Ayat ini juga membantah pendapat Murjiah yang menilai iman hanya keyakinan di hati.
- Karena menolak (kufrul i’radh)
Maksudnya, mereka menolak ajaran yang haq tanpa mendustakan dan tidak membenarkannya, tidak mau mendengarkan dan memahami Sunnah Nabi shallallahu ‘alaihi wasallam, tidak senang dan tidak benci. Orang ini adalah kafir. Firman-Nya:
وَالَّذِينَ كَفَرُوا عَمَّا أُنذِرُوا مُعْرِضُونَ
Dan orang-orang yang kafir berpaling dari apa yang diperingatkan kepada mereka. (QS. al-Ahqaf [46]: 3)
- Karena ragu-ragu (kufrus syakki)
Artinya, tidak memastikan atas. kebenaran ajaran Islam dan tidak pula mendustakannya, akan tetapi dia ragu ragu; maka orang ini juga disebut kafir, karena melanggar surat al-Baqarah [2]: 2.
ذَلِكَ الْكِتَابُ لاَ رَيْبَ فِيهِ هُدًى لِّلْمُتَّقِينَ
Kitab (Al Quraan) ini tidak ada keraguan padanya; petunjuk bagi mereka yang bertaqwa (QS. al-Baqarah [2]: 2)
Juga firman-Nya:
وَمَا أَظُنُّ السَّاعَةَ قَائِمَةً وَلَئِن رُّدِدتُّ إِلَى رَبِّي لَأَجِدَنَّ خَيْراً مِّنْهَا مُنقَلَباً
Dan aku tidak mengira hari kiamat itu akan datang, dan jika sekiranya aku dikembalikan kepada Rabbku, pasti aku akan mendapat tempat kembali yang lebih baik daripada kebun-kebun itu. (QS. al-Kahfi [18]: 36)

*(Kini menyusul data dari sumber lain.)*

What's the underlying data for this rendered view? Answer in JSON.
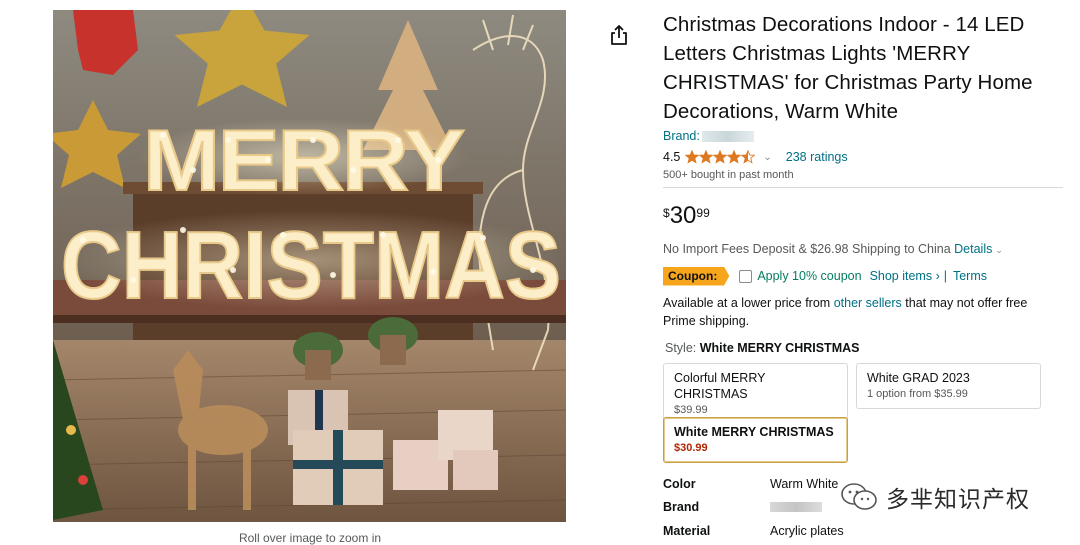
{
  "product": {
    "title": "Christmas Decorations Indoor - 14 LED Letters Christmas Lights 'MERRY CHRISTMAS' for Christmas Party Home Decorations, Warm White",
    "brand_label": "Brand:",
    "rating_value": "4.5",
    "rating_stars": 4.5,
    "ratings_count": "238 ratings",
    "bought_text": "500+ bought in past month"
  },
  "image": {
    "zoom_hint": "Roll over image to zoom in",
    "sign_line1": "MERRY",
    "sign_line2": "CHRISTMAS"
  },
  "price": {
    "symbol": "$",
    "whole": "30",
    "fraction": "99"
  },
  "shipping": {
    "text": "No Import Fees Deposit & $26.98 Shipping to China",
    "details_link": "Details"
  },
  "coupon": {
    "badge": "Coupon:",
    "apply_text": "Apply 10% coupon",
    "shop_items": "Shop items ›",
    "separator": "|",
    "terms": "Terms"
  },
  "availability": {
    "prefix": "Available at a lower price from",
    "link": "other sellers",
    "suffix": "that may not offer free Prime shipping."
  },
  "style": {
    "label": "Style:",
    "selected": "White MERRY CHRISTMAS",
    "options": [
      {
        "name": "Colorful MERRY CHRISTMAS",
        "price": "$39.99"
      },
      {
        "name": "White GRAD 2023",
        "price": "1 option from $35.99"
      },
      {
        "name": "White MERRY CHRISTMAS",
        "price": "$30.99"
      }
    ]
  },
  "specs": [
    {
      "key": "Color",
      "value": "Warm White"
    },
    {
      "key": "Brand",
      "value": ""
    },
    {
      "key": "Material",
      "value": "Acrylic plates"
    }
  ],
  "watermark": {
    "text": "多芈知识产权"
  },
  "colors": {
    "link": "#007185",
    "star": "#de7921",
    "coupon_badge": "#f7a51c",
    "coupon_green": "#067d62",
    "selected_border": "#c7a046",
    "sale_price": "#b12704"
  }
}
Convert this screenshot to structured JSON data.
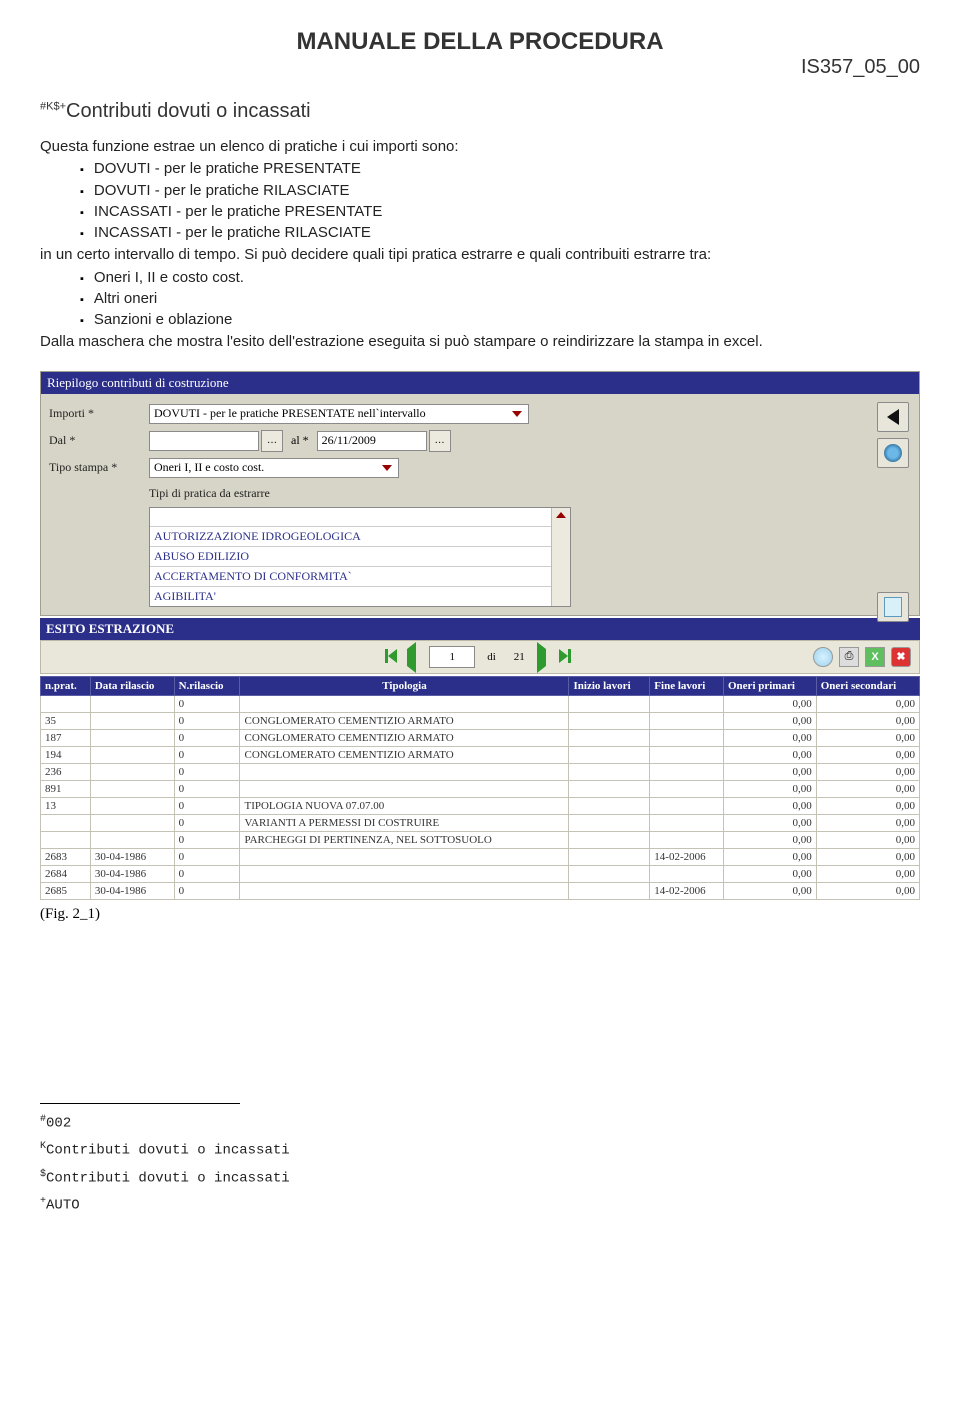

- Karena munafik (kufrun nifaq)
Orang munafik mendustakan Islam, namun bila bertemu dengan kaum muslimin mereka menampakkan keislaman dengan lisannya. Ini dinamakan nifaqul akbar.
ذَلِكَ بِأَنَّهُمْ آمَنُوا ثُمَّ كَفَرُوا فَطُبِعَ عَلَى قُلُوبِهِمْ فَهُمْ لَا يَفْقَهُونَ
Yang demikian itu adalah karena sesungguhnya mereka telah beriman, kemudian menjadi kafir (lagi) lalu hati mereka dikunci mati; karena itu mereka tidak dapat mengerti. (QS. al-Munafiqun [63]: 3)[2]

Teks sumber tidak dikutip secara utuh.